To understand the plight of North Atlantic right whales is to follow the migratory path of a mother-calf pair. From calving grounds off southeastern U.S. to feeding grounds off northeastern Canada-U.S., the pair communicates by whispering, mostly swimming close to the surface about 1,000 miles/season. Along the way, they face great risks—fishing gear entanglements and ship strikes are leading threats—while climate change and noise pollution pose rising and unforeseen dangers.
What’s particularly worrisome is that right whales are dying in American-Canadian waters faster than they can reproduce. Of the more than 300 remaining whales, fewer than 70 are reproductively active females. The population is down from a peak of approximately 480 whales over a decade ago, compared to a population estimated at 10 times that 500 years ago.

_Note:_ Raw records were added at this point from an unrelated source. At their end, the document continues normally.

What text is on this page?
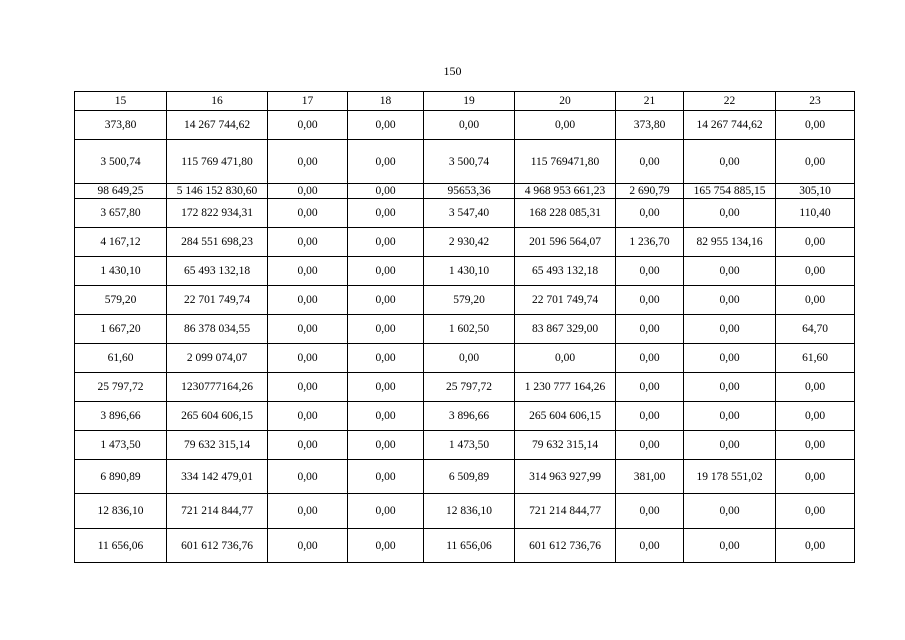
150
15	16	17	18	19	20	21	22	23
373,80	14 267 744,62	0,00	0,00	0,00	0,00	373,80	14 267 744,62	0,00
3 500,74	115 769 471,80	0,00	0,00	3 500,74	115 769471,80	0,00	0,00	0,00
98 649,25	5 146 152 830,60	0,00	0,00	95653,36	4 968 953 661,23	2 690,79	165 754 885,15	305,10
3 657,80	172 822 934,31	0,00	0,00	3 547,40	168 228 085,31	0,00	0,00	110,40
4 167,12	284 551 698,23	0,00	0,00	2 930,42	201 596 564,07	1 236,70	82 955 134,16	0,00
1 430,10	65 493 132,18	0,00	0,00	1 430,10	65 493 132,18	0,00	0,00	0,00
579,20	22 701 749,74	0,00	0,00	579,20	22 701 749,74	0,00	0,00	0,00
1 667,20	86 378 034,55	0,00	0,00	1 602,50	83 867 329,00	0,00	0,00	64,70
61,60	2 099 074,07	0,00	0,00	0,00	0,00	0,00	0,00	61,60
25 797,72	1230777164,26	0,00	0,00	25 797,72	1 230 777 164,26	0,00	0,00	0,00
3 896,66	265 604 606,15	0,00	0,00	3 896,66	265 604 606,15	0,00	0,00	0,00
1 473,50	79 632 315,14	0,00	0,00	1 473,50	79 632 315,14	0,00	0,00	0,00
6 890,89	334 142 479,01	0,00	0,00	6 509,89	314 963 927,99	381,00	19 178 551,02	0,00
12 836,10	721 214 844,77	0,00	0,00	12 836,10	721 214 844,77	0,00	0,00	0,00
11 656,06	601 612 736,76	0,00	0,00	11 656,06	601 612 736,76	0,00	0,00	0,00
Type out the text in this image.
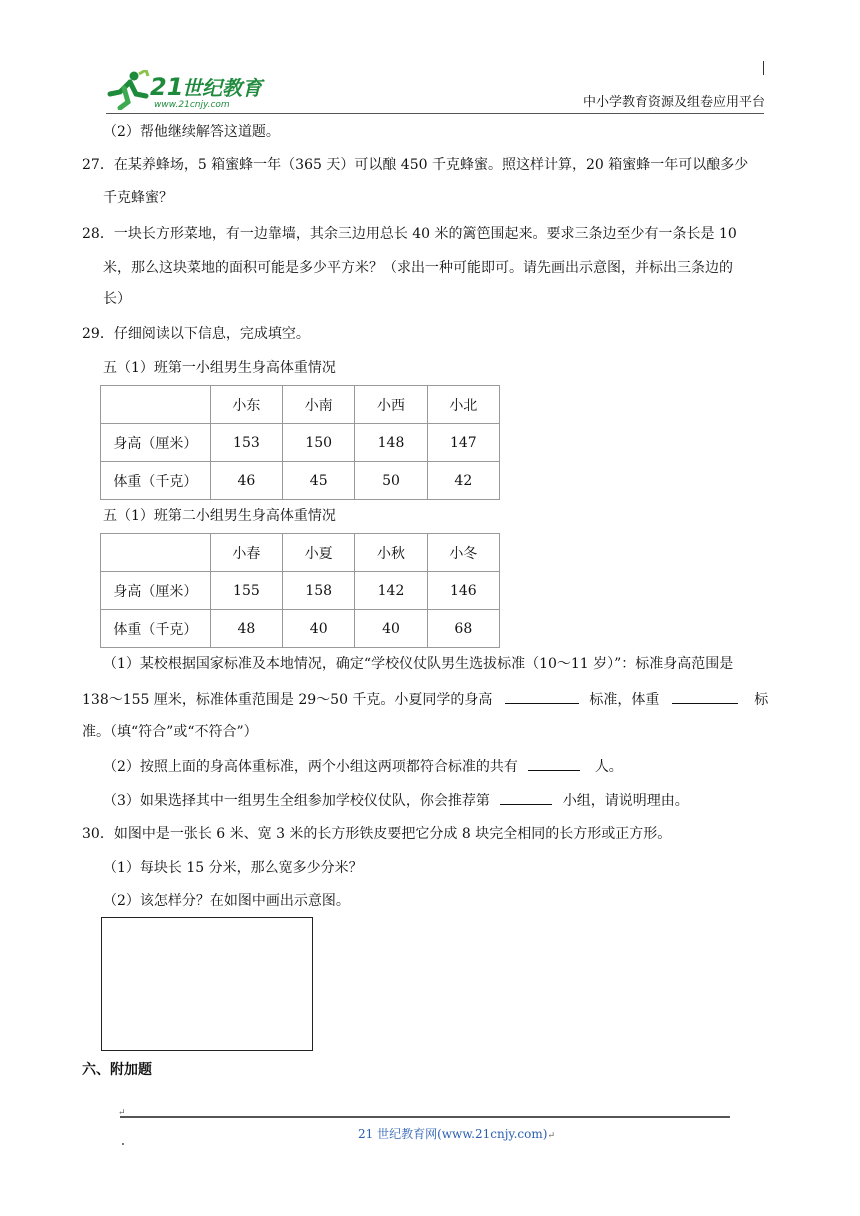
21
世纪教育
www.21cnjy.com	中小学教育资源及组卷应用平台
（2）帮他继续解答这道题。
27．在某养蜂场，5 箱蜜蜂一年（365 天）可以酿 450 千克蜂蜜。照这样计算，20 箱蜜蜂一年可以酿多少
千克蜂蜜？
28．一块长方形菜地，有一边靠墙，其余三边用总长 40 米的篱笆围起来。要求三条边至少有一条长是 10
米，那么这块菜地的面积可能是多少平方米？（求出一种可能即可。请先画出示意图，并标出三条边的
长）
29．仔细阅读以下信息，完成填空。
五（1）班第一小组男生身高体重情况
	小东	小南	小西	小北
身高（厘米）	153	150	148	147
体重（千克）	46	45	50	42
五（1）班第二小组男生身高体重情况
	小春	小夏	小秋	小冬
身高（厘米）	155	158	142	146
体重（千克）	48	40	40	68
（1）某校根据国家标准及本地情况，确定“学校仪仗队男生选拔标准（10～11 岁）”：标准身高范围是
138～155 厘米，标准体重范围是 29～50 千克。小夏同学的身高	标准，体重	标
准。（填“符合”或“不符合”）
（2）按照上面的身高体重标准，两个小组这两项都符合标准的共有	人。
（3）如果选择其中一组男生全组参加学校仪仗队，你会推荐第	小组，请说明理由。
30．如图中是一张长 6 米、宽 3 米的长方形铁皮要把它分成 8 块完全相同的长方形或正方形。
（1）每块长 15 分米，那么宽多少分米？
（2）该怎样分？在如图中画出示意图。
六、附加题
↵
21 世纪教育网(www.21cnjy.com)↵
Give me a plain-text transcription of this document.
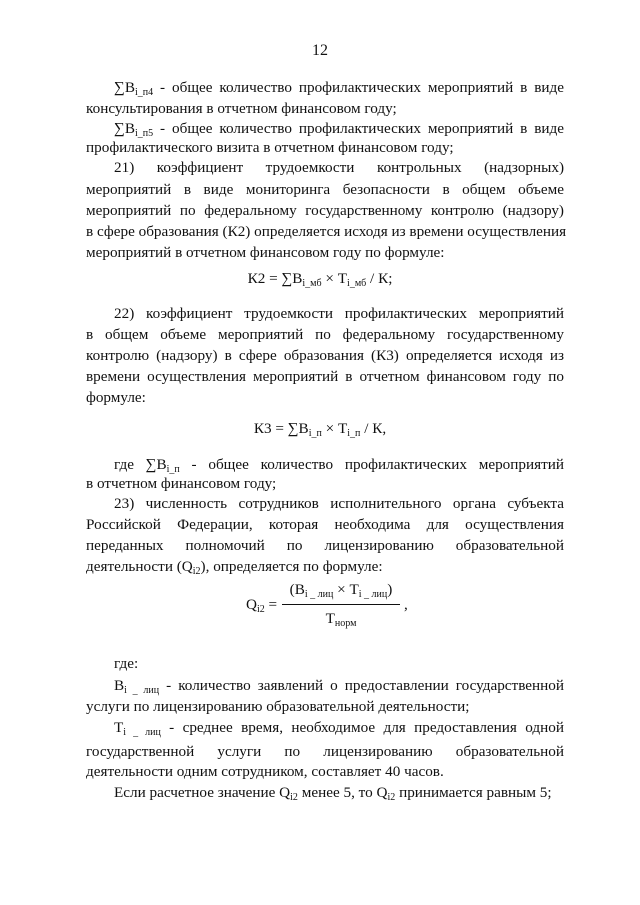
12
$\sum B_{i\_п4}$ - общее количество профилактических мероприятий в виде
консультирования в отчетном финансовом году;
$\sum B_{i\_п5}$ - общее количество профилактических мероприятий в виде
профилактического визита в отчетном финансовом году;
21) коэффициент трудоемкости контрольных (надзорных)
мероприятий в виде мониторинга безопасности в общем объеме
мероприятий по федеральному государственному контролю (надзору)
в сфере образования (К2) определяется исходя из времени осуществления
мероприятий в отчетном финансовом году по формуле:
$К2 = \sum B_{i\_мб} \times T_{i\_мб} / К$;
22) коэффициент трудоемкости профилактических мероприятий
в общем объеме мероприятий по федеральному государственному
контролю (надзору) в сфере образования (К3) определяется исходя из
времени осуществления мероприятий в отчетном финансовом году по
формуле:
$К3 = \sum B_{i\_п} \times T_{i\_п} / К$,
где $\sum B_{i\_п}$ - общее количество профилактических мероприятий
в отчетном финансовом году;
23) численность сотрудников исполнительного органа субъекта
Российской Федерации, которая необходима для осуществления
переданных полномочий по лицензированию образовательной
деятельности $(Q_{i2})$, определяется по формуле:
$Q_{i2}$ =
$(B_{i \_ лиц} \times T_{i \_ лиц})$
$T_{норм}$
,
где:
$B_{i \_ лиц}$ - количество заявлений о предоставлении государственной
услуги по лицензированию образовательной деятельности;
$T_{i \_ лиц}$ - среднее время, необходимое для предоставления одной
государственной услуги по лицензированию образовательной
деятельности одним сотрудником, составляет 40 часов.
Если расчетное значение $Q_{i2}$ менее 5, то $Q_{i2}$ принимается равным 5;
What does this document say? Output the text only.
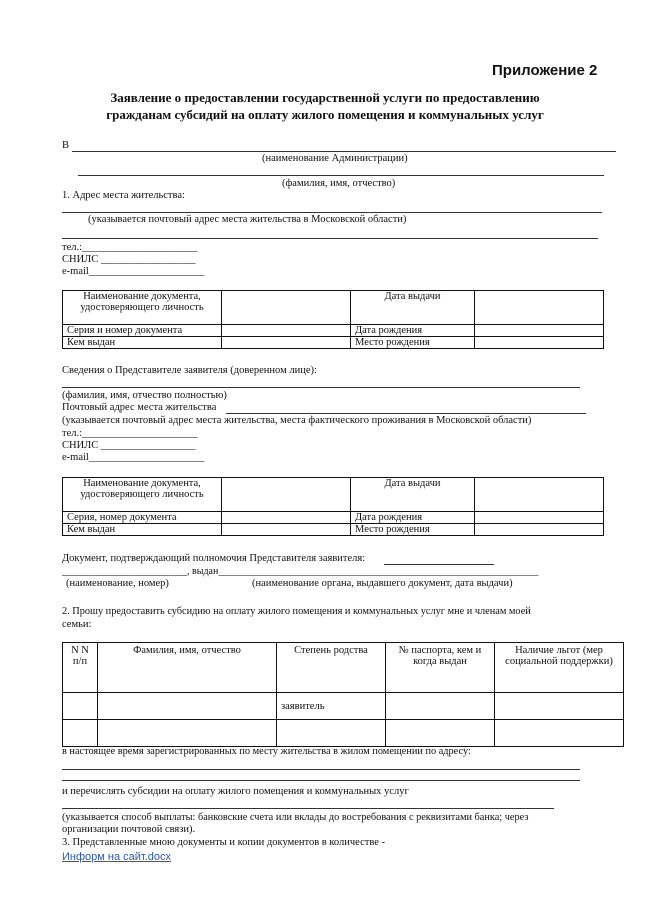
Приложение 2
Заявление о предоставлении государственной услуги по предоставлению
гражданам субсидий на оплату жилого помещения и коммунальных услуг
В
(наименование Администрации)
(фамилия, имя, отчество)
1. Адрес места жительства:
(указывается почтовый адрес места жительства в Московской области)
тел.:______________________
СНИЛС __________________
e-mail______________________
Наименование документа,
удостоверяющего личность		Дата выдачи	
Серия и номер документа		Дата рождения	
Кем выдан		Место рождения	
Сведения о Представителе заявителя (доверенном лице):
(фамилия, имя, отчество полностью)
Почтовый адрес места жительства
(указывается почтовый адрес места жительства, места фактического проживания в Московской области)
тел.:______________________
СНИЛС __________________
e-mail______________________
Наименование документа,
удостоверяющего личность		Дата выдачи	
Серия, номер документа		Дата рождения	
Кем выдан		Место рождения	
Документ, подтверждающий полномочия Представителя заявителя:
_________________________, выдан________________________________________________________________
(наименование, номер)	(наименование органа, выдавшего документ, дата выдачи)
2. Прошу предоставить субсидию на оплату жилого помещения и коммунальных услуг мне и членам моей
семьи:
N N п/п	Фамилия, имя, отчество	Степень родства	№ паспорта, кем и когда выдан	Наличие льгот (мер социальной поддержки)
		заявитель		

в настоящее время зарегистрированных по месту жительства в жилом помещении по адресу:
и перечислять субсидии на оплату жилого помещения и коммунальных услуг
(указывается способ выплаты: банковские счета или вклады до востребования с реквизитами банка; через
организации почтовой связи).
3. Представленные мною документы и копии документов в количестве -
Информ на сайт.docx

The migratory route—across the Canada-U.S. border and into international waters—requires cross-border protections. Canada-U.S. agrees the whales are endangered, having issued federal protections, while a significant die-off in 2017—when 17 of the whales turned up dead—prompted the U.S. to open an "Unusual Mortality Event investigation."
And yet, cross-border management is a misnomer. While Canada and the U.S. are the closest of allies, they consult one another rather than co-manage. As the whales migrate, they also cross critical marine habitats, lucrative fishing zones, municipal and state/provincial ports and borders, and come into contact with the international shipping industry.
Saving North Atlantic right whales—which rarely die of natural causes—requires ambitious policy and action. But as this series by The Globe and Mail shows, politics at every port, border, and fishing zone threaten to undermine progress.